An der Börse fällt die unmittelbare Reaktion bislang verhalten aus. Die Vorzugsaktie der Volkswagen AG notiert am Montagnachmittag bei rund 102,30 US-Dollar beziehungsweise etwa 102,60 Euro und damit knapp 0,8 Prozent unter dem Vortag. Vom 52-Wochen-Hoch bei 114,20 Euro ist das Papier damit spürbar entfernt, aber zugleich weit vom Jahrestief bei 81,68 Euro entfernt. Der Bericht über das umfangreiche Volkswagen Sparprogramm löste keinen deutlichen Richtungswechsel aus, vielmehr scheint der Markt die Meldung als Fortsetzung des bekannten Effizienzpfades einzuordnen.

Analystenhäuser wie Citigroup, RBC Capital Markets oder Goldman Sachs sehen die gesamte Branche seit längerem im Spannungsfeld aus hohem Investitionsbedarf in Elektromobilität und Software sowie Margendruck in den Volumenmärkten. Für Investoren könnte das verschärfte Sparpaket ein Signal sein, dass der Konzern konsequenter auf Profitabilität achtet und damit seine Bewertung stützt – vor allem im Vergleich zu agilen Wettbewerbern aus den USA und China. Konkrete neue Einstufungen zu Volkswagen wurden heute jedoch noch nicht publik.

Volkswagen AG: Was bedeutet das Sparprogramm strategisch?
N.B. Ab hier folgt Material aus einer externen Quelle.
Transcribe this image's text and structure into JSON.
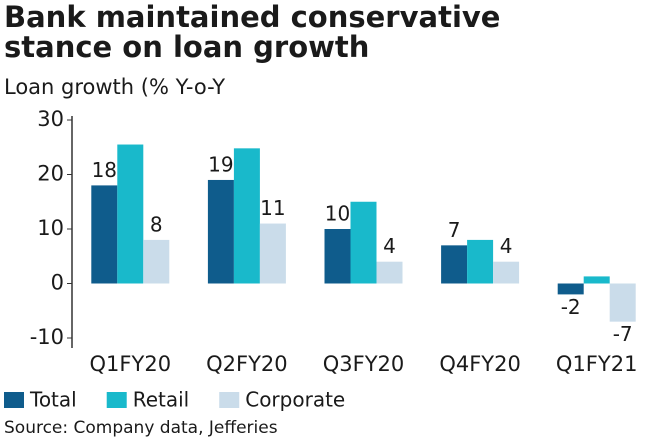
{
  "chart_data": {
    "type": "bar",
    "title": [
      "Bank maintained conservative",
      "stance on loan growth"
    ],
    "subtitle": "Loan growth (% Y-o-Y",
    "source": "Source: Company data, Jefferies",
    "categories": [
      "Q1FY20",
      "Q2FY20",
      "Q3FY20",
      "Q4FY20",
      "Q1FY21"
    ],
    "series": [
      {
        "name": "Total",
        "color": "#0f5c8c",
        "values": [
          18,
          19,
          10,
          7,
          -2
        ],
        "data_labels": true
      },
      {
        "name": "Retail",
        "color": "#19b9cb",
        "values": [
          25.5,
          24.8,
          15,
          8,
          1.3
        ],
        "data_labels": false
      },
      {
        "name": "Corporate",
        "color": "#cadcea",
        "values": [
          8,
          11,
          4,
          4,
          -7
        ],
        "data_labels": true
      }
    ],
    "ylim": [
      -10,
      30
    ],
    "yticks": [
      -10,
      0,
      10,
      20,
      30
    ],
    "grid": false
  }
}
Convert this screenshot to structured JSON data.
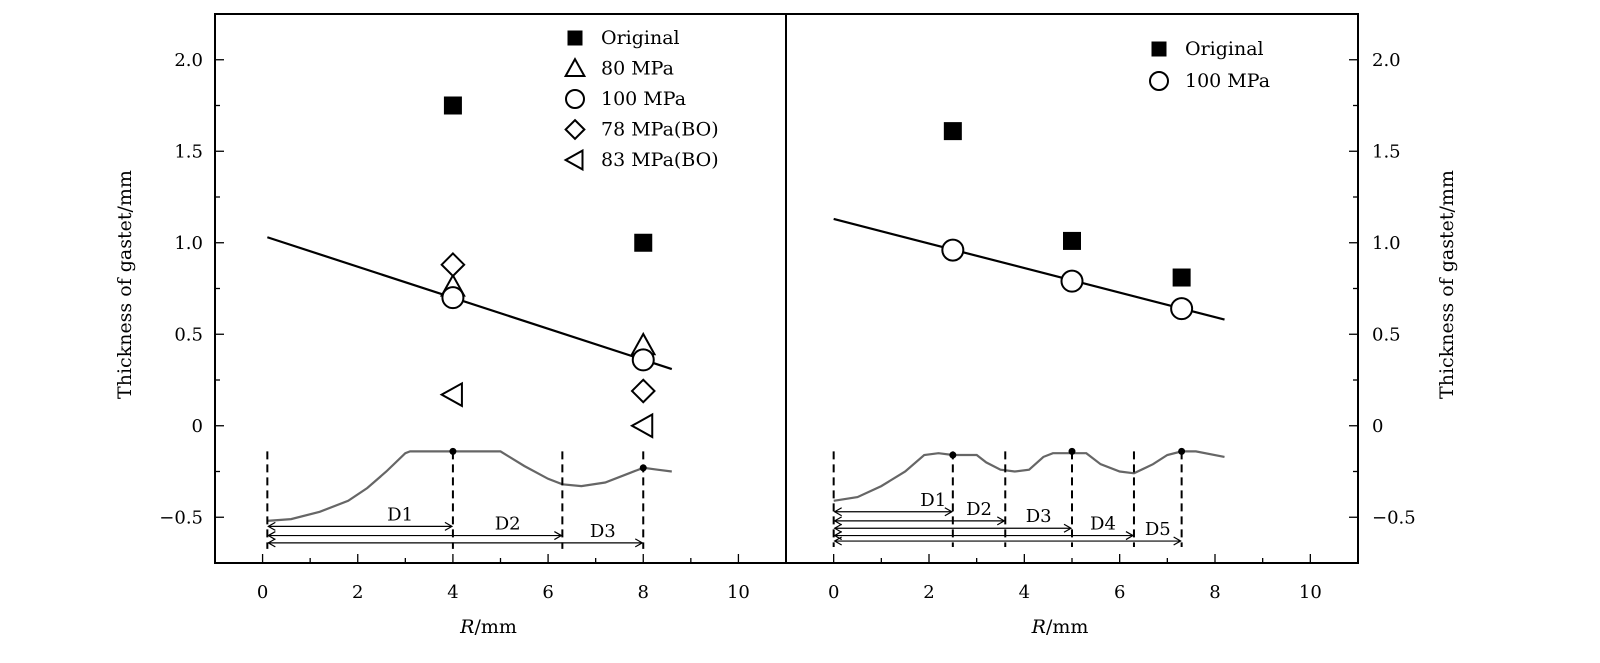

Strategisch setzt der Konzern damit seinen bereits 2023 gestarteten Effizienz- und Profitabilitätskurs fort. Für die Kernmarke VW war damals ein Programm über Ergebnisverbesserungen von rund elf Milliarden Euro beschlossen worden, Ziel ist eine operative Umsatzrendite von 6,5 Prozent. Dieser Zeithorizont wurde inzwischen auf 2029 verlängert, nachdem sich die Umsetzung verzögert hat. Das neue konzernweite Paket legt nun eine zusätzliche Kostenschicht frei, um in konjunkturell schwierigem Umfeld handlungsfähig zu bleiben.

Am 10. März will CEO Blume bei der Vorstellung der Bilanz 2025 einen Zwischenstand zu den laufenden Effizienzmaßnahmen präsentieren. Dann dürfte klarer werden, wo der Fokus der Einschnitte im Rahmen des Volkswagen Sparprogramms konkret liegt – etwa bei Verwaltung, Entwicklung oder Fertigungsnetzwerk. Für Anleger sind neben der Fortschrittsmeldung insbesondere der Ausblick auf Margen, Cashflow und Dividendenpolitik entscheidend.

„Wir müssen die Gewinnschwelle senken.“
— Oliver Blume, Vorstandsvorsitzender der Volkswagen AG

Fazit

Das Volkswagen Sparprogramm markiert einen weiteren, sehr deutlichen Schritt hin zu mehr Effizienz und geringerer Kostenbasis im gesamten Konzern. Für die Aktie von Volkswagen könnte ein konsequent umgesetzter Sparkurs mittel- bis langfristig stützend wirken, wenn er ohne gravierende Produktionsstörungen gelingt. Die kommende Bilanzpräsentation im März wird zeigen, ob der Konzern das Vertrauen des Kapitalmarkts zurückgewinnen und die Profitabilitätsziele nachhaltig untermauern kann.